İlgiler ve sevgiler vardı; yerini eşyalar aldı. Derin yaşanan hayatlar vardı belki; yerini sosyal medyada geçirilen vakitler aldı. Samimiyet vardı; onun da yerini gösteriş aldı.
Her şey, bir şeyle değiştirdi, değiştiriyor yerini. Bugün "değer" diye gördüğümüz şeylerin bir harabeye dönüşüne şahitlik ediyoruz hep birlikte. Bizi biz yapan onca kıymetin yerine koyduğumuz şeylerin gönül ve zihin doyurmadığını söylemek gerekir.
Bir yerden sonra insanlık neyi kaybettiğini çok iyi analiz eder elbette. Fakat bu fasılada elimizden avucumuzdan kayıp gidenlerin haddi hesabı yok.
Samimiyet vardı, diğergâmlık vardı, iyilik ve güzellik vardı; bunları yaşatan bir edebiyat ve insan ilişkileri vardı. Gide gide bırakıyoruz türlü güzellikleri. Yalnızlaşıyoruz. Nereye gidiyoruz?

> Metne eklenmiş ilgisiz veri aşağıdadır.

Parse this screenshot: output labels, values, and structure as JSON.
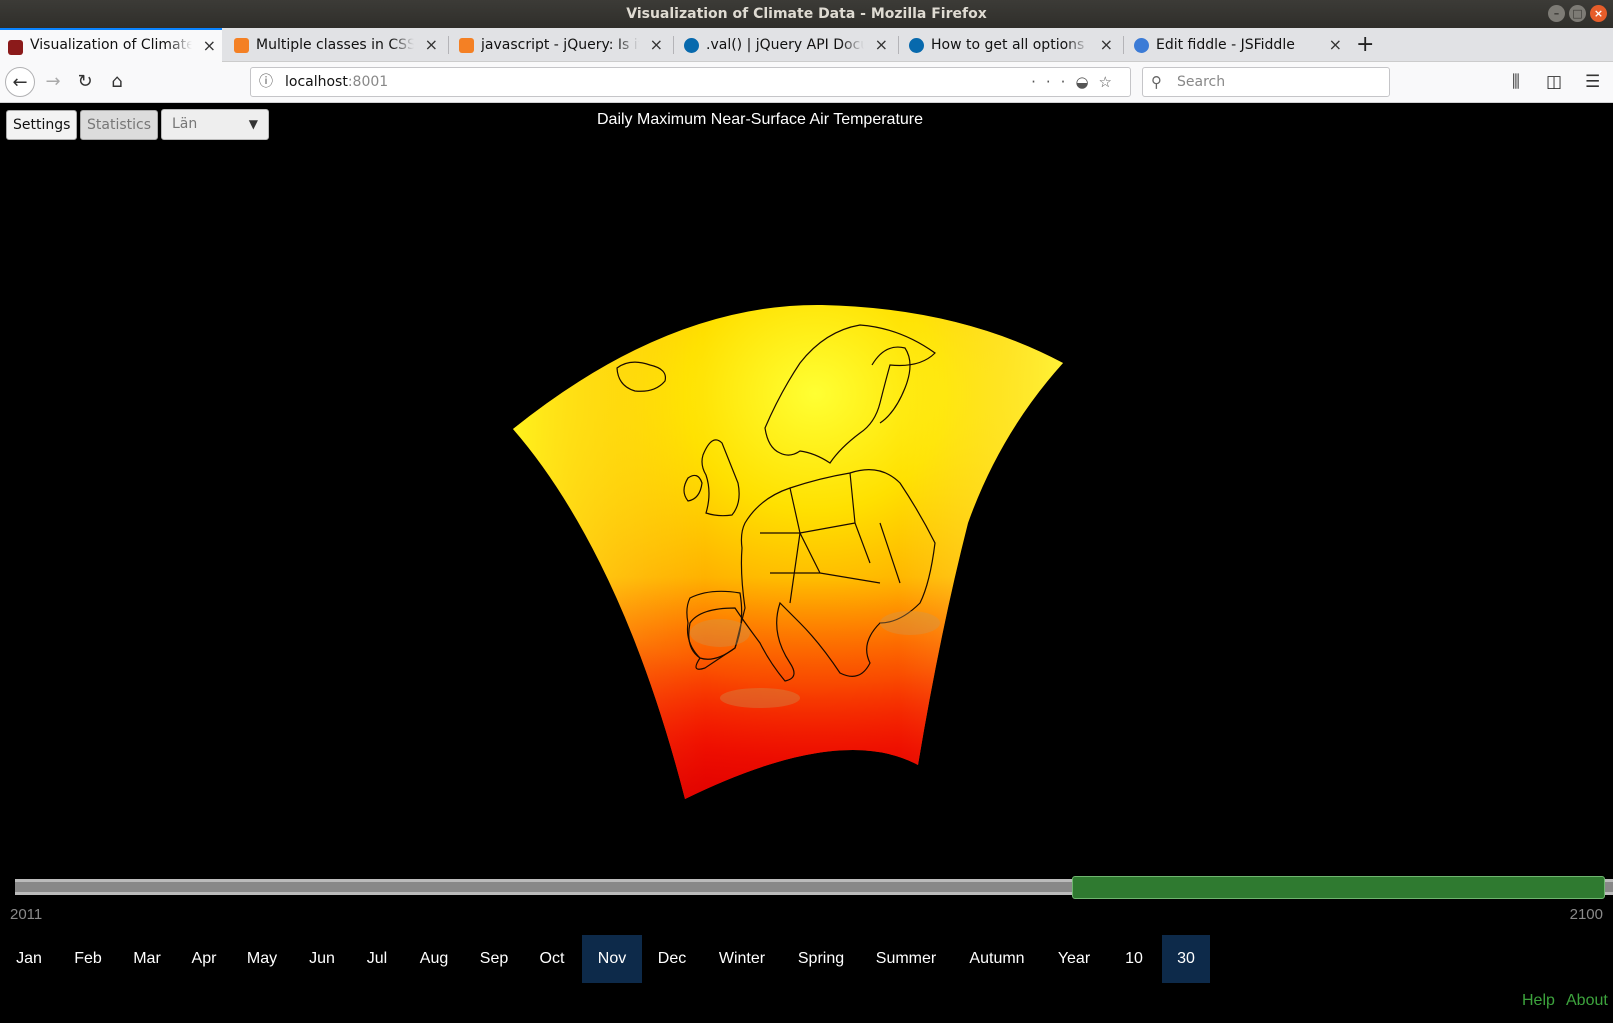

Her türden değerin değiştiği, hatta dönüştüğü bir zamanda yaşadığımızı kimse inkâr edemez. Ben zor olsa bile, bir akarsuyu izleyen bir seyirci gibi kalmaya ve olup biteni izlemeye çalışıyorum. Çünkü bugünkü değişim dönemi âdeta bir devrim hâlinde devam ediyor. Hayatlarımız, algılalarımız değişiyor.
Ne olursa olsun, yıkılan, yok olan şeylerin yerine insana ve topluma faydalı meşguliyetler, sevgiler, ilgiler koyabilmeliyiz. Bunu önce kendimizde başarmalıyız. Devran, artık başka bir insana hazırlanıyor. Biz de buna hazırlıklı olmalıyız.